Он пел старую народную песенку:
“Как бы было хорошо,
Как бы было хорошо
Собирать клубничку!”
Теперь он шёл по мягкому мху, свежему и влажному, и этот ковёр под ногами внушал ему желание сделать кувырок, словно он был ребёнком.
Он разбежался, кувыркнулся, встал, вновь разбежался. Между каждым пируэтом он продолжал петь:
“Как бы было хорошо,
Как бы было хорошо
Собирать клубничку!”
Вдруг он оказался на краю просёлочной дороги и заметил в чаще высокую девушку, батрачку, возвращавшуюся на ферму с двумя вёдрами, полными молока, которые она несла на самодёльном коромысле – обруче от бочки.
Он подстерегал её, нагнувшись, и его глаза горели, как у охотничьей собаки, почуявшей куропатку.
Она увидела его, подняла голову и крикнула со смехом:
- Это вы тут пели?
Он не ответил и прыгнул в овраг, хотя кусты были под 2 метра высотой.
Она сказала, внезапно увидев его прямо перед собой: “Господи, вы меня напугали!”

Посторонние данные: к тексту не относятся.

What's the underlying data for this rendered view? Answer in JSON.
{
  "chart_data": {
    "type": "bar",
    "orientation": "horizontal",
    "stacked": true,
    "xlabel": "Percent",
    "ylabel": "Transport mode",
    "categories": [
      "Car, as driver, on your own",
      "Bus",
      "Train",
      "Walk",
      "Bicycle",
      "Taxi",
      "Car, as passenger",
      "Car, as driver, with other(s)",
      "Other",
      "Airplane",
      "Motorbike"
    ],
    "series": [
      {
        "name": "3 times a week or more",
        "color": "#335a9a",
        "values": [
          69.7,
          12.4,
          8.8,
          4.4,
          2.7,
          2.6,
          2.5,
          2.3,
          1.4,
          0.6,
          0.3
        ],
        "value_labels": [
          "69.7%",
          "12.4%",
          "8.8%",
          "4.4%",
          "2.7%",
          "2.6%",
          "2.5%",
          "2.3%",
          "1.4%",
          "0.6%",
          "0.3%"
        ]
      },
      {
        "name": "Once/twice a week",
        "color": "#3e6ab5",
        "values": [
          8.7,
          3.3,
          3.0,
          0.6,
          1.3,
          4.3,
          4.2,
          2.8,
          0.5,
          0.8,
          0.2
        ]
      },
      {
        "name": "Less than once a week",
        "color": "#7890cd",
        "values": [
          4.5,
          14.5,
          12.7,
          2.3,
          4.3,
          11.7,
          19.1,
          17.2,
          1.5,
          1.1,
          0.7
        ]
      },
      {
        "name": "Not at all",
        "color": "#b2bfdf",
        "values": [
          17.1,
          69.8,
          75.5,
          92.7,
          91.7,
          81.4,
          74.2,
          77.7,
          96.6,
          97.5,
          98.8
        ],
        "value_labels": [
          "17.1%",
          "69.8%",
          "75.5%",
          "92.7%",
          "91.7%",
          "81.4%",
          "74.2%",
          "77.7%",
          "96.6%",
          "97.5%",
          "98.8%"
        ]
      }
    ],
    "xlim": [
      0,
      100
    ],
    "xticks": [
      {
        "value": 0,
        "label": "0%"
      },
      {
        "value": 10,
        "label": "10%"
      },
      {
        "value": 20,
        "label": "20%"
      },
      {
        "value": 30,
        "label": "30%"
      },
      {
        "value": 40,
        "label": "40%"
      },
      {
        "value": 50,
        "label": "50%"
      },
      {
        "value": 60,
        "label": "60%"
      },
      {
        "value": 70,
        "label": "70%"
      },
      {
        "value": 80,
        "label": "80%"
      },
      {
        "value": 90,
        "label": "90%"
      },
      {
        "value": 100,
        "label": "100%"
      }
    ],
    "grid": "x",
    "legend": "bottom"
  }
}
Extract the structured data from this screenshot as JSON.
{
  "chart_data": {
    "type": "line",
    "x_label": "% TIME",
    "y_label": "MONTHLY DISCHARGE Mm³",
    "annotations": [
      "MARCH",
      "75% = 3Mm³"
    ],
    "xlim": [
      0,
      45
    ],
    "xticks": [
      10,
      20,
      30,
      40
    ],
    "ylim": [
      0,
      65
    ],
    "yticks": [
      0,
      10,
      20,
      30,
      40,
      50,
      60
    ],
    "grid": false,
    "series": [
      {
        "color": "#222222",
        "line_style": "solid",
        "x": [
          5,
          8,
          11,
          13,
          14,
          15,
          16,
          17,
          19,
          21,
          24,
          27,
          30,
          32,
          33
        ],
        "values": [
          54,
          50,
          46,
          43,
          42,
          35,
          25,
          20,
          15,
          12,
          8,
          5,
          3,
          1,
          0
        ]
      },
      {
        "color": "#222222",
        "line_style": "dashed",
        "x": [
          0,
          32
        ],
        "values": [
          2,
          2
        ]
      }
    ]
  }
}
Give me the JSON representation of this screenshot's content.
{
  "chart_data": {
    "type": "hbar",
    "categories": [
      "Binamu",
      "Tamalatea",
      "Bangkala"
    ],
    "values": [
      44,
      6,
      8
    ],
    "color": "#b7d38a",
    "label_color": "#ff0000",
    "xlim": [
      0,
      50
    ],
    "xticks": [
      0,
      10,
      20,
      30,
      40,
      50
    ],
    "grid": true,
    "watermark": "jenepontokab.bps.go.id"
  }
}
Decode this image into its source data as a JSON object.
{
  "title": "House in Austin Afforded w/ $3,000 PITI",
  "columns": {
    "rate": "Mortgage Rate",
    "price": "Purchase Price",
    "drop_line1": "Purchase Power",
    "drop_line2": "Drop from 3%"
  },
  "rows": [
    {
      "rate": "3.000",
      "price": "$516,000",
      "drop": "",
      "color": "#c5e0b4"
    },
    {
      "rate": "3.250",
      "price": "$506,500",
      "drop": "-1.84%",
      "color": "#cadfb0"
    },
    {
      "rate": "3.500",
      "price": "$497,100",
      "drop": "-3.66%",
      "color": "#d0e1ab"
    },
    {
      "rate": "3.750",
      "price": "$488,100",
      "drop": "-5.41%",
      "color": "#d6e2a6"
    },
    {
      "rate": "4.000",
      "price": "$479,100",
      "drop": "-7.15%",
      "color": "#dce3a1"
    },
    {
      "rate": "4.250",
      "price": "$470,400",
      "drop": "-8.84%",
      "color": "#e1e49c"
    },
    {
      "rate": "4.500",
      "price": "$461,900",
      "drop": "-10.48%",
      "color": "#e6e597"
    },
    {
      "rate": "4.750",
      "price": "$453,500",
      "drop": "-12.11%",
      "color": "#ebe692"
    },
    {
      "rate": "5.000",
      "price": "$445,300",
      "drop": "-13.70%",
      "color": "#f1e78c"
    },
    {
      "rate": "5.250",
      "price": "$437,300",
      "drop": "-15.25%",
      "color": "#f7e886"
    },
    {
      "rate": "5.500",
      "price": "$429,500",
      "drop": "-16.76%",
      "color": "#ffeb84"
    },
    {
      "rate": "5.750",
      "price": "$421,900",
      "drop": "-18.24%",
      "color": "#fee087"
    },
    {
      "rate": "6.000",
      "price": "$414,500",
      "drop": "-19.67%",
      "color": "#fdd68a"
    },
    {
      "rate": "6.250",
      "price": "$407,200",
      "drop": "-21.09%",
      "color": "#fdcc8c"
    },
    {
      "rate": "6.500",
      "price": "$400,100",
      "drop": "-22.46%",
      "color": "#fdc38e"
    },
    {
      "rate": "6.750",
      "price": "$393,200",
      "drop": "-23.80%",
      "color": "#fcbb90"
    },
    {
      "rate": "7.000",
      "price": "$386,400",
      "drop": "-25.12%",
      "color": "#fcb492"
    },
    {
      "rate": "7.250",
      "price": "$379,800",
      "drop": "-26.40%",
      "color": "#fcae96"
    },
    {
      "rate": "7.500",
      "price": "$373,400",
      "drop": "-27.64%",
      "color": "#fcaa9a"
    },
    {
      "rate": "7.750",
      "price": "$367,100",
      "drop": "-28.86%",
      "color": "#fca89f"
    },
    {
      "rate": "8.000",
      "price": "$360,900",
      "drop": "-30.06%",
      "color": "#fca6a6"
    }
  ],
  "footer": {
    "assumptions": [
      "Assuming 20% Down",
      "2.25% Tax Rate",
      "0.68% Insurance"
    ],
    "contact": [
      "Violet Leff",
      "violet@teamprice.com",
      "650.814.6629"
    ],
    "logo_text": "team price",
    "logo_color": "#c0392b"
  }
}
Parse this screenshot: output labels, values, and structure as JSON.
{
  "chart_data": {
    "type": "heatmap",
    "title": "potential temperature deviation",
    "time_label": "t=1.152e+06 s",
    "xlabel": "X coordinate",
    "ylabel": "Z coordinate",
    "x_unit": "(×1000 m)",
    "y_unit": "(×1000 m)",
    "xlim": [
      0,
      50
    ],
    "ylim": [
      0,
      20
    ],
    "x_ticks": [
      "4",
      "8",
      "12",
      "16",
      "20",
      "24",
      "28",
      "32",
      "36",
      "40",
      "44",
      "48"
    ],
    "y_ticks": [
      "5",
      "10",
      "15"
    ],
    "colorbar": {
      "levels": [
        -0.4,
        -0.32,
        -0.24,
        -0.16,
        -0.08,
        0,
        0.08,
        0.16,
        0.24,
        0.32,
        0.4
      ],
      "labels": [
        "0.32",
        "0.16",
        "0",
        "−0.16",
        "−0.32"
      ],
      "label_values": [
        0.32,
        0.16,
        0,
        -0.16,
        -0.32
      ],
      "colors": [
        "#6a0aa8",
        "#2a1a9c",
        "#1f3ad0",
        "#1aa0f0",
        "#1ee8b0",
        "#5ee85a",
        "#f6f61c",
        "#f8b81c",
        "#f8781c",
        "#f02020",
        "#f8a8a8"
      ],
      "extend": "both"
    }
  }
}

Но он ничего не слышал, он был пьян и словно сошёл с ума от другого желания, ещё более сильного, чем голод, подогретого алкоголем и длительным постом человека, который был лишён всего на протяжении 2 месяцев, а теперь он пьян, молод, жарок и горит всеми естественными аппетитами в теле здорового мужчины.
Девушка отпрянула, испуганная его выражением лица, его глазами, полуоткрытым ртом и вытянутыми руками.
Он схватил её за плечи и, не говоря ни слова, опрокинул на дорогу.
Она уронила вёдра, которые покатились и загромыхали, разливая молоко, затем закричала, но, поняв вскоре, что никто не поможет ей в этом пустынном месте и что он не хочет её убить, перестала сопротивляться, не слишком боясь или сердясь, так как он, хотя и был большим, не был очень груб.
Когда она встала и вспомнила о разлитом молоке, она рассердилась, сняла башмак с ноги и накинулась на мужчину, требуя вернуть деньги.
Но он, уже слегка протрезвевший и испуганный своим поступком, убежал со всех ног, пока она бросала в него камни. Несколько из них попали ему в спину.
Он бежал очень долго и внезапно почувствовал небывалую усталость. Его ноги подогнулись, мысли смешались, он терял память обо всём и не мог думать ни о чём.
Он сел под деревом.
Через 5 минут он спал.
Его разбудил сильный удар и, открыв глаза, он увидел две медных каски, склонённых над ним. Два утренних жандарма вязали ему руки.
- Я знал, что вновь тебя сцапаю, - насмешливо сказал бригадир.
Рандель встал, не отвечая. Жандармы трясли его, готовые ударить, если бы он сделал хоть одно движение, так как теперь он был их добычей и должен был идти в тюрьму, пойманный ловцами преступников, которые больше его не отпустят.
- Шагом марш! - скомандовал жандарм.
Они отправились. Спускался вечер, окутывая землю зловещими осенними сумерками.
Через полчаса они были в деревне.
Все двери были открыты, так как жители уже всё знали. Крестьяне и крестьянки, разгневанные, словно это их ограбили, хотели посмотреть на преступника, чтобы забросать его оскорблениями.
Когда они подошли к первому дому, поднялся вой, не прекращавшийся до самой ратуши, где их уже ждал мэр.
Едва заметив Ранделя, он крикнул:
- А, приятель! Ну вот вы и снова с нами.
Он потирал руки, довольный редкой удачей, и продолжил:
- Я говорил, говорил, только появись опять на дороге!
И с удвоенной радостью он произнёс:
- Ах, мерзавец, подонок! Теперь ты получишь свои двадцать лет!